Na Maria, pretz e fina valors
e-l gioi e-l sen e la fina beutatz
e l’acuglir e-l pretz e las onors
e-l gent parlar e l’avinen solatz
e-l dous cara, la gaia cuendanza
e-l douz esgart e l’amoros semblan
que son en vos, don non avetz egansa
me fan traire vas vos ses cor truan.

Per que vos prec, si-us platz, que fin’amors
e gausiment e douz umilitatz
me puosca far ab vos tan de socors
que mi donetz, bella domna, si-us platz,
so don plus ai d’aver gioi esperansa
car en vos ai mon cor e mon talan
e per vos ai tot so qu’ai d’alegransa
e per vos vauc mantas vez sospiran

E car beutatz e valors vos onransa
sobra totas, qu’una no-us es denan
vos prec, si-us platz, per so que-us es onransa
que non ametz ententidor truan

Bella Domna, cui pretz e gioi enanza
e gent parlar, a vos mas coblas man
car en vos es saessa et alegransa
e tot lo ben qu’om en dona deman

The translation, from the original Old Provencal (known now as Occitan, though not at the time) is mostly by Meg Bogen, but I did actually get out multiple dictionaries and alternative texts to cross check. This was a long time ago so I can’t say for sure whose translation this is anymore.

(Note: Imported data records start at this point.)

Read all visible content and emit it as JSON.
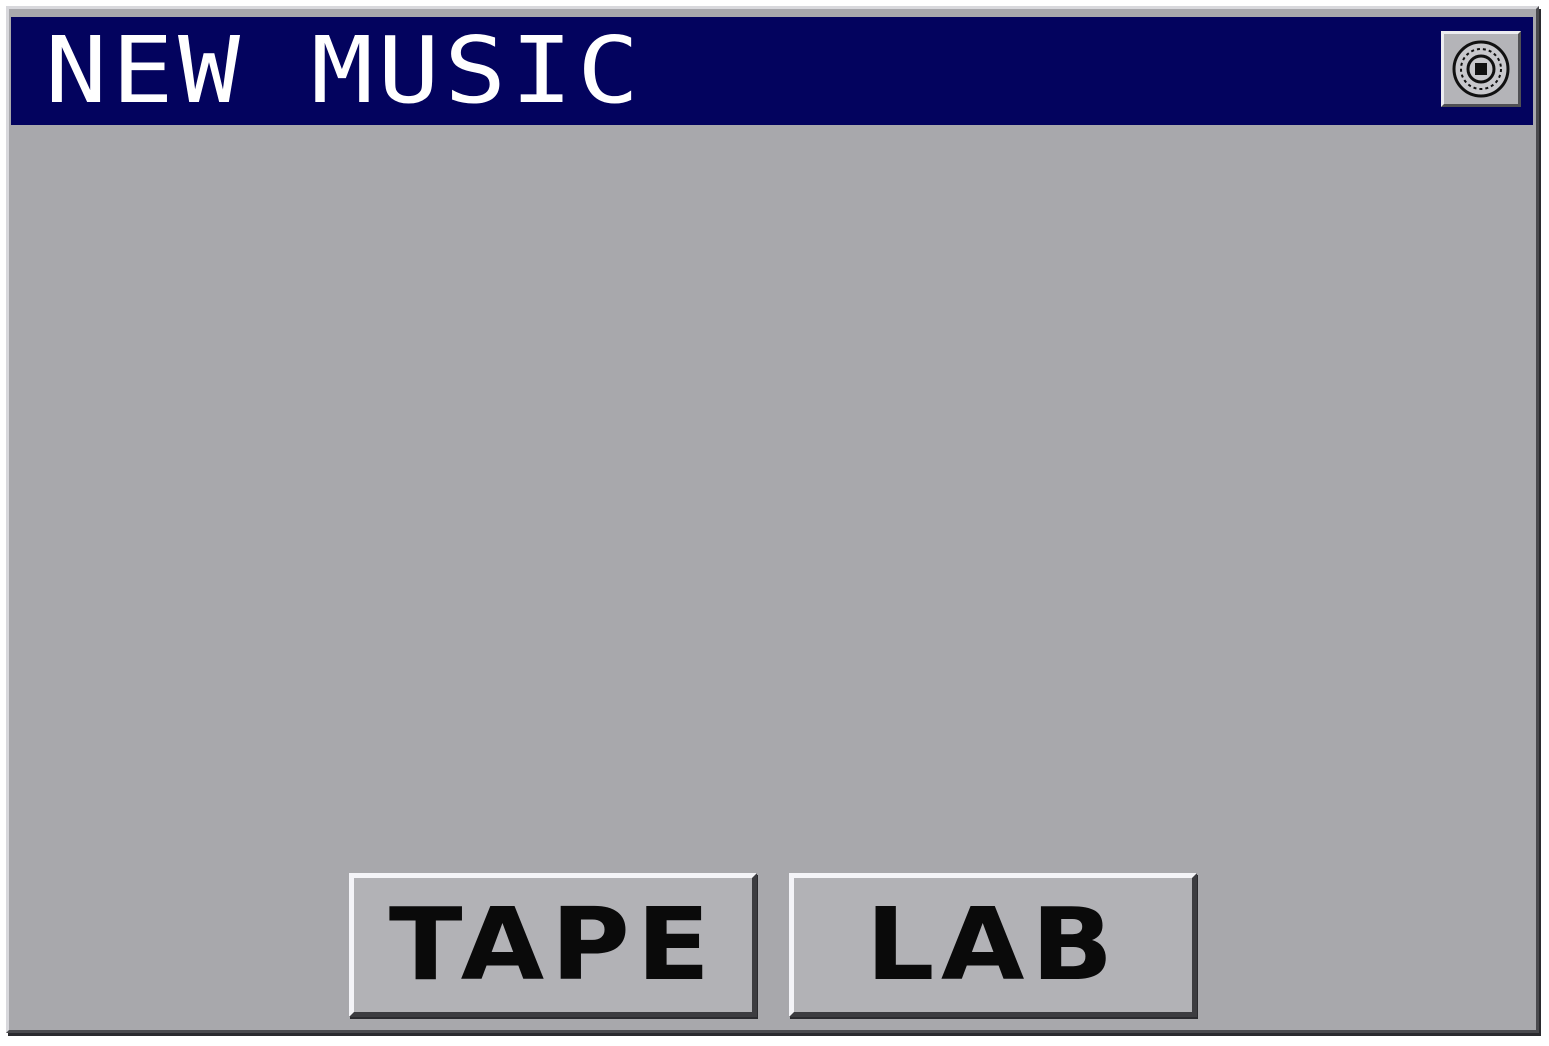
{
  "window": {
    "title": "NEW MUSIC",
    "close_icon": "cd-disc-icon"
  },
  "buttons": {
    "tape_label": "TAPE",
    "lab_label": "LAB"
  },
  "colors": {
    "titlebar": "#03035e",
    "window_bg": "#a8a8ac",
    "button_bg": "#b2b2b6",
    "title_text": "#ffffff",
    "button_text": "#0a0a0a"
  }
}
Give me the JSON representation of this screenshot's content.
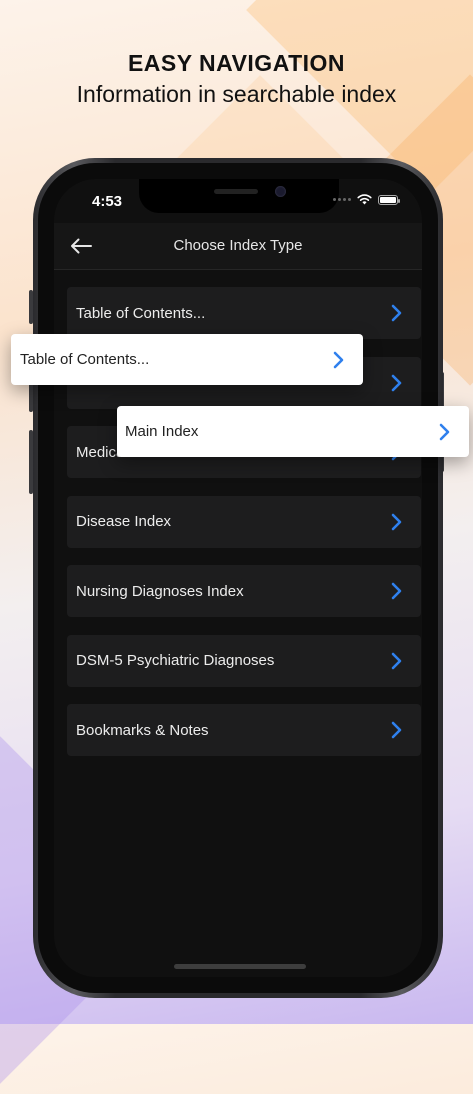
{
  "headline": {
    "title": "EASY NAVIGATION",
    "subtitle": "Information in searchable index"
  },
  "status": {
    "time": "4:53"
  },
  "navbar": {
    "title": "Choose Index Type"
  },
  "list": {
    "items": [
      {
        "label": "Table of Contents..."
      },
      {
        "label": ""
      },
      {
        "label": "Medica"
      },
      {
        "label": "Disease Index"
      },
      {
        "label": "Nursing Diagnoses Index"
      },
      {
        "label": "DSM-5 Psychiatric Diagnoses"
      },
      {
        "label": "Bookmarks & Notes"
      }
    ]
  },
  "popouts": {
    "first": {
      "label": "Table of Contents..."
    },
    "second": {
      "label": "Main Index"
    }
  },
  "colors": {
    "accent": "#2f80ed",
    "screen_bg": "#101010",
    "row_bg": "#1d1d1e"
  },
  "icons": {
    "back": "arrow-left-icon",
    "row": "chevron-right-icon"
  }
}
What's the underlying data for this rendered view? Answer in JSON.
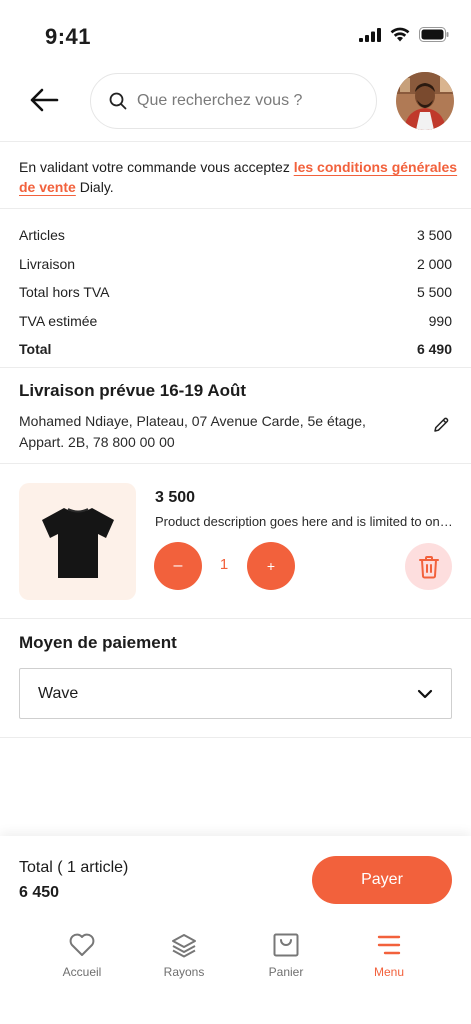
{
  "status": {
    "time": "9:41"
  },
  "search": {
    "placeholder": "Que recherchez vous ?"
  },
  "terms": {
    "prefix": "En validant votre commande vous acceptez ",
    "link": "les conditions générales de vente",
    "suffix": " Dialy."
  },
  "summary": {
    "rows": [
      {
        "label": "Articles",
        "value": "3 500"
      },
      {
        "label": "Livraison",
        "value": "2 000"
      },
      {
        "label": "Total hors TVA",
        "value": "5 500"
      },
      {
        "label": "TVA estimée",
        "value": "990"
      }
    ],
    "total_label": "Total",
    "total_value": "6 490"
  },
  "delivery": {
    "title": "Livraison prévue 16-19 Août",
    "address": "Mohamed Ndiaye, Plateau, 07 Avenue Carde, 5e étage, Appart. 2B, 78 800 00 00"
  },
  "product": {
    "price": "3 500",
    "description": "Product description goes here and is limited to one line",
    "quantity": "1",
    "minus": "–",
    "plus": "+"
  },
  "payment": {
    "title": "Moyen de paiement",
    "selected": "Wave"
  },
  "checkout": {
    "total_label": "Total ( 1 article)",
    "total_value": "6 450",
    "pay_label": "Payer"
  },
  "tabs": [
    {
      "label": "Accueil",
      "icon": "heart-icon"
    },
    {
      "label": "Rayons",
      "icon": "layers-icon"
    },
    {
      "label": "Panier",
      "icon": "bag-icon"
    },
    {
      "label": "Menu",
      "icon": "menu-icon"
    }
  ],
  "colors": {
    "accent": "#f2613c",
    "accent_light": "#fddede",
    "product_bg": "#fdf1e9"
  }
}
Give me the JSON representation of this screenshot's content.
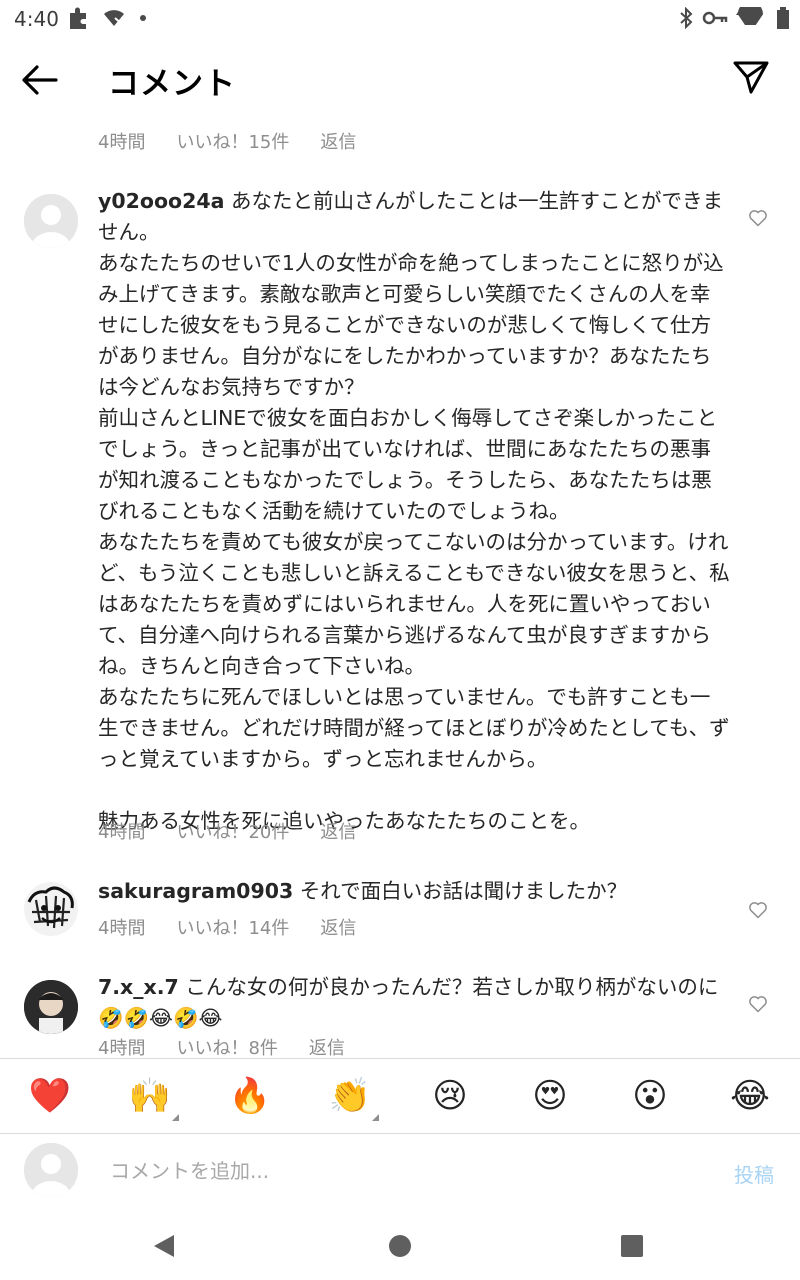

Lady Maria, in you merit and true worth
the joy and wisdom and great beauty,
graciousness, reputation and honour
noble speech and charming conversation
your sweet face and merry demeanor
the sweet look and loving expression
which are yours, and which have no equal
draw me toward you with a pure heart.

Thus I pray you, if it please you that true love
and joyfulness and sweet humility
should bring me such relief with you,
that you grant me, fair lady, if you please
that which gives me most hope of joy;
for in you lie my desire and my heart
and from you stems all my happiness,
and for your sake I sigh all the time.

And because merit and beauty raise you
above all others so that none excels you
I pray you, please, by this which does you honour
don’t grant your love to a deceitful suitor. (do not love without true understanding)

Lovely woman, whom honour and joy,
and noble speech uplift, to you I send my verses
for in you are wisdom and happiness,
and all good things one could ask of a woman.

Beiris definitely gets invited to tea, or more likely, for a glass of a good Côte du Rhône, fresh young Brebis cheese and roasted chestnuts.